As a second example, using `stat()`:

In [19]:
p.stat()

Unnamed: 0,Value
annotation_files,~/tutorial/edfs/learn-nsrr01-profusion.xml
duration,04.21.30.000
edf_file,/Users/smp37/tutorial/edfs/learn-nsrr01.edf
elen,30.0
id,nsrr01
na,10
ne,523
nem,0
ns,14
nt,14


In [20]:
raw.stat()

{'annotation_files': '~/tutorial/edfs/learn-nsrr01-profusion.xml',
 'duration': '04.21.30.000',
 'edf_file': '/Users/smp37/tutorial/edfs/learn-nsrr01.edf',
 'elen': 30.0,
 'id': 'nsrr01',
 'na': 10,
 'ne': 523,
 'nem': 0,
 'ns': 14,
 'nt': 14,
 'state': 1}

When a new instance is created, this happens _internally_ within the Luna C/C++ library.  The lunapi Python wrapper contains objects that point to this single reference.  This means that if you copy an instance, both instances point to the same underlying data.  If you change one, you'll see the other is also changed.

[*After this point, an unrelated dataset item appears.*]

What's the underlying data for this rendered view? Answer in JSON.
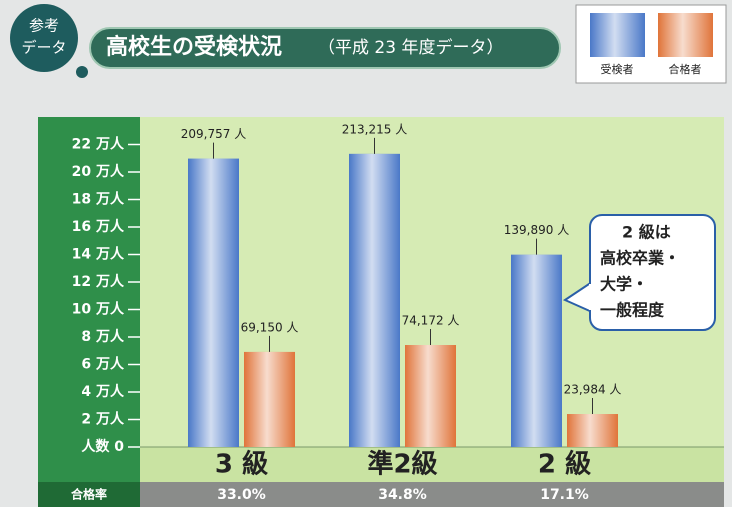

We can also access multiple individuals at the same time:

In [None]:
a = proj.inst(1)
b = proj.inst(2)

In [None]:
a

In [None]:
b

Note that `a` and `b` are simply references to the underlying data, which are stored within the core Luna C/C++ library.  

In [None]:
a = proj.inst(0)
a

In [None]:
b = a
b

In [None]:
a.stat()

In [None]:
b.stat()

In [None]:
a.eval( 'MASK ifnot=N2 & RE' )
a.stat()

In [None]:
b.stat()

However... if you create two... can be diff

In [None]:
p1 = proj.inst(0)
p2 = proj.inst(0)

In [None]:
p1

In [None]:
p2

In [None]:
p1.stat()

In [None]:
p2.stat()

In [None]:
p1.eval('MASK ifnot=N2 & RE')

In [None]:
p1.stat()

In [None]:
p2.stat()

That is, the unique underlying instances are created by the `inst()` function.  One innvocation of `inst()` == one instance. 

There may be some programmatic cases where you want to avoid the overhead of Pandas dataframe, and so it may be more convenient to extract the simpler built-in Python objects.    For most purposes, the higher-level functions will typically be preferrable.